AMA are a heterogeneous group of autoantibodies directed against various proteins located in the outer and inner membrane of mitochondria (Table 12).

Table 12 AMA subtypes

Their distinct target antigens are formed in the tissues. Non-organ-specific subtypes of antibodies have been described besides those antibodies which exhibit a relatively high organ specificity.
Using fluorescence techniques with slices from different organs, i.e. liver, stomach, kidney, heart and pancreas, the mitochondria autoantibodies of different specificity can be discriminated. For some of the AMA subtypes their specific target protein yet remains unclear. Specific antimitochondrial antibodies have been described for the primary biliary cirrhosis (PBC) as subtypes M2, M4, M8 and M9. Other AMA subtypes are related to other diseases, like collagenosis (AMA-M5) and drug induced LE and hepatitis (AMA-M3 and AMA-M6). AMA detected by IFA using HEP-2 monolayers are mostly AMA-M2 autoantibodies. AMA-M2 should be verified by ELISA allowing also a follow-up after diagnosis because of their high sensitivity and specificity (175). In contrast, ANCA immunofluorescence patterns are not influenced by AMA-M2 (176).

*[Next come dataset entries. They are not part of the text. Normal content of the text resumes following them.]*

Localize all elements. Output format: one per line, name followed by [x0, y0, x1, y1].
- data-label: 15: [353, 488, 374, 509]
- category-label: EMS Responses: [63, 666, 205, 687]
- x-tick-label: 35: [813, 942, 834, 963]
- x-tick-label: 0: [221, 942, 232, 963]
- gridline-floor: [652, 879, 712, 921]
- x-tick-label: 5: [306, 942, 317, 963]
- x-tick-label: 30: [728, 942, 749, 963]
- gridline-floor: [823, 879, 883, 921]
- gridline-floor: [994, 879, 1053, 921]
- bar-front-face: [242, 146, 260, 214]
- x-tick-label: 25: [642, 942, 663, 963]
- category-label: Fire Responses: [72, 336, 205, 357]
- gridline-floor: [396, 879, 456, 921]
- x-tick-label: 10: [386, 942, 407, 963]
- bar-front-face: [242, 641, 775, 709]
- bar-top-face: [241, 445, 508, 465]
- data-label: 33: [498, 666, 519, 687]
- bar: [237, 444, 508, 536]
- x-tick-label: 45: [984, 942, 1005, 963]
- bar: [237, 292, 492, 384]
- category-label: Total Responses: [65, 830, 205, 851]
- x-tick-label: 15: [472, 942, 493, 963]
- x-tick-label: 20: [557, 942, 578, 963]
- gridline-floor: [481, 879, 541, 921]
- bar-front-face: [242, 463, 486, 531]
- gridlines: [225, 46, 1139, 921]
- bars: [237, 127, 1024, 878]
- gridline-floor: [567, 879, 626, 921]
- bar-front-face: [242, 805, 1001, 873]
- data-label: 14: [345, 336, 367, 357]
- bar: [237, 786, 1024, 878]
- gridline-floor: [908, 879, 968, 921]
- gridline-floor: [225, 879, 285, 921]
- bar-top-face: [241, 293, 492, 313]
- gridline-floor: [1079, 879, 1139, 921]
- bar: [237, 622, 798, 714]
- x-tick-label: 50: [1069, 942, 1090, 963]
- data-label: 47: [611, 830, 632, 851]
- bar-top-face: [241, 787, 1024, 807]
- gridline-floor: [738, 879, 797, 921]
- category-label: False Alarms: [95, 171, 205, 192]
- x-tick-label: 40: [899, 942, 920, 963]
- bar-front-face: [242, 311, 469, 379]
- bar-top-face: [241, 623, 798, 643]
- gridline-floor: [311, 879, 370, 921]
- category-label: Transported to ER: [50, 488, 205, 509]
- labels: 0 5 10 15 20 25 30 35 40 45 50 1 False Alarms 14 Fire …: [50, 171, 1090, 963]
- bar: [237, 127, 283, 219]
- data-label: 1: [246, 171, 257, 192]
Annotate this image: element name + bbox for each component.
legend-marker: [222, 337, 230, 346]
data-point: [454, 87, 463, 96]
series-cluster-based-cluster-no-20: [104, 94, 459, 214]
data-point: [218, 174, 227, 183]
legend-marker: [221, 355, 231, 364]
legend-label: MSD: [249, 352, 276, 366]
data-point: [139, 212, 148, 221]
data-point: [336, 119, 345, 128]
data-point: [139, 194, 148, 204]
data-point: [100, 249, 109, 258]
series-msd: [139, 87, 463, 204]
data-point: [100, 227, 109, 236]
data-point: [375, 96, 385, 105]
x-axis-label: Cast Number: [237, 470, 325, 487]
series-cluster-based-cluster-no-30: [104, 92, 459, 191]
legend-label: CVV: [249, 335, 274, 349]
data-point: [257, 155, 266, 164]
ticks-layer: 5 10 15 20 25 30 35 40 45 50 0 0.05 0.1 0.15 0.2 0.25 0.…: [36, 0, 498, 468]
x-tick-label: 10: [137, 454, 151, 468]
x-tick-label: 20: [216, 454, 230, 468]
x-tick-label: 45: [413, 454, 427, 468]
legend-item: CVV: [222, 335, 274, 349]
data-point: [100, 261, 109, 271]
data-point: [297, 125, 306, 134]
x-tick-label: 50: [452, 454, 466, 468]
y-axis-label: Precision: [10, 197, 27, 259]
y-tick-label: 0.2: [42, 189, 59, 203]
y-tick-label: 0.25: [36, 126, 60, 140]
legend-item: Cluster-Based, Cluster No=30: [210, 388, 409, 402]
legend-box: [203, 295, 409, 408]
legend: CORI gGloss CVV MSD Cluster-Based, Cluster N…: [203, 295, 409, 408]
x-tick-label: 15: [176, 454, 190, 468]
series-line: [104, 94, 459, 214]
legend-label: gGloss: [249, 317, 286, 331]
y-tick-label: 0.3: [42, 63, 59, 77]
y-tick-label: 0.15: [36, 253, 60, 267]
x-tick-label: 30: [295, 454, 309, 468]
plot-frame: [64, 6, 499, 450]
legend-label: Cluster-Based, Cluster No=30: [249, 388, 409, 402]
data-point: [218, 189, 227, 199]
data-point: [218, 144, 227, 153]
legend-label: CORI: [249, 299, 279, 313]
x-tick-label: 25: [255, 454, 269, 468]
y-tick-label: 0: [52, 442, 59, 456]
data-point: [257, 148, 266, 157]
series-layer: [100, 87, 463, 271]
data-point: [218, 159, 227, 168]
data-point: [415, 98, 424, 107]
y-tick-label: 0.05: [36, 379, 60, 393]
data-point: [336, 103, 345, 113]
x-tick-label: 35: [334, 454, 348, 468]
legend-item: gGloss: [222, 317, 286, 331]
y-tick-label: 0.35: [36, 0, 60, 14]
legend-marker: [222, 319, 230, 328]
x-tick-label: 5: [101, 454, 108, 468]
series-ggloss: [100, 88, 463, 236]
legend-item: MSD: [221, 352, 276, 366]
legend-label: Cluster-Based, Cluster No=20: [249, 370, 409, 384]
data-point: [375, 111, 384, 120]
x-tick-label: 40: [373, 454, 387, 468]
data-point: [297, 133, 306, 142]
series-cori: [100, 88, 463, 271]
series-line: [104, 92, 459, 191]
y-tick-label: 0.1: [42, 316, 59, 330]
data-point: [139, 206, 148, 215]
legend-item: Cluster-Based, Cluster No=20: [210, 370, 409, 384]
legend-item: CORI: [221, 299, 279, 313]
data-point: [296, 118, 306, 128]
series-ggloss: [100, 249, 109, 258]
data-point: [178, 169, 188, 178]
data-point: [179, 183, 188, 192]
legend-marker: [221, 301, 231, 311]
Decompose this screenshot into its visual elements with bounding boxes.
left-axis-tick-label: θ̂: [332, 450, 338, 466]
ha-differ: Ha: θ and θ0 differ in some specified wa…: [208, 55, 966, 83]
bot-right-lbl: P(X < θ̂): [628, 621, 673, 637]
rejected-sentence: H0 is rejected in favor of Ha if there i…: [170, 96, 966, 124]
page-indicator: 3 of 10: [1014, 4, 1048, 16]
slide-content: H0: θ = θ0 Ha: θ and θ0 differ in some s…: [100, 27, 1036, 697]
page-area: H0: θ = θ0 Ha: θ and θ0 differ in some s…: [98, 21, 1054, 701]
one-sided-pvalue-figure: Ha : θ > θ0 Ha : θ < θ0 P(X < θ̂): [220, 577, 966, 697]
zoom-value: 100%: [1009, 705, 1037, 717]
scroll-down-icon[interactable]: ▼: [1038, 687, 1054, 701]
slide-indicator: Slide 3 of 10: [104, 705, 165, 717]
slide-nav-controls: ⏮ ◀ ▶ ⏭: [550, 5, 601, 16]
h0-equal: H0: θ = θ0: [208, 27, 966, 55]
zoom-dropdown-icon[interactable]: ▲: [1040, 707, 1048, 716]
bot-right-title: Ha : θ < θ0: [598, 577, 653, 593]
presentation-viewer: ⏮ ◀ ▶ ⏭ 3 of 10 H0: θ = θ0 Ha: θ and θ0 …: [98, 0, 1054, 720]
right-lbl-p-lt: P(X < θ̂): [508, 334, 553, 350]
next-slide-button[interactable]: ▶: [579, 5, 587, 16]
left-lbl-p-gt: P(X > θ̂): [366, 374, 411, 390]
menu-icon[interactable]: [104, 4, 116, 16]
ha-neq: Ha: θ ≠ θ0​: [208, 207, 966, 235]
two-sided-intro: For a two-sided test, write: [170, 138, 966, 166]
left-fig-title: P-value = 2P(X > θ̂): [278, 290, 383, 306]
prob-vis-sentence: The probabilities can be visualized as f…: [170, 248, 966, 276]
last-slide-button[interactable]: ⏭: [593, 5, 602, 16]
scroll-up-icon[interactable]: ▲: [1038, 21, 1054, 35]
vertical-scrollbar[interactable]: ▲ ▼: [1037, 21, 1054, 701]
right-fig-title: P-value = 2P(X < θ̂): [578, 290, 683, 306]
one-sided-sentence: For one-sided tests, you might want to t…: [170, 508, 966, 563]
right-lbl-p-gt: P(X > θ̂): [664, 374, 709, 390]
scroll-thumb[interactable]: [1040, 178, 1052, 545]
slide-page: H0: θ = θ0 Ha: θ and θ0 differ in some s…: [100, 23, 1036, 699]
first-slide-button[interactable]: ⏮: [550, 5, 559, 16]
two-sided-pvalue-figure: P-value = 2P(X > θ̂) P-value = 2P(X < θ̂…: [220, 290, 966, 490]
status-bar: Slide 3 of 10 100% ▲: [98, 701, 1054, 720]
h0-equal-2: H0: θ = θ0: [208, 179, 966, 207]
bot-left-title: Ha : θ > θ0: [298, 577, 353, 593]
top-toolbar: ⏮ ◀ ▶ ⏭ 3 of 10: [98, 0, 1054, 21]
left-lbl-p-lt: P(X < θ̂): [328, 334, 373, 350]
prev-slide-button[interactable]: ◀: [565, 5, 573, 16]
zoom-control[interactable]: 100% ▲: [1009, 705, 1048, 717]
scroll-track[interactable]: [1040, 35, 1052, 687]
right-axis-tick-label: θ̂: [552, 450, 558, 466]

In patients with other autoimmune diseases determination of AMA antibodies allows an early screening for the occurrence of subtype M2 and M9 antibodies which may be related with the development and/or association of PBC. Subtyping of AMA allows an immunological and prognostic classification of PBC. Beginning cases of symptomatic PBC often exhibit only AMA-M2 (sometimes in combination with AMA-M9), whereas progressive cases and mixed syndromes with chronic acute hepatitis are related with the occurrence of AMA- M2, -M4 and -M8 antibody subtypes (177).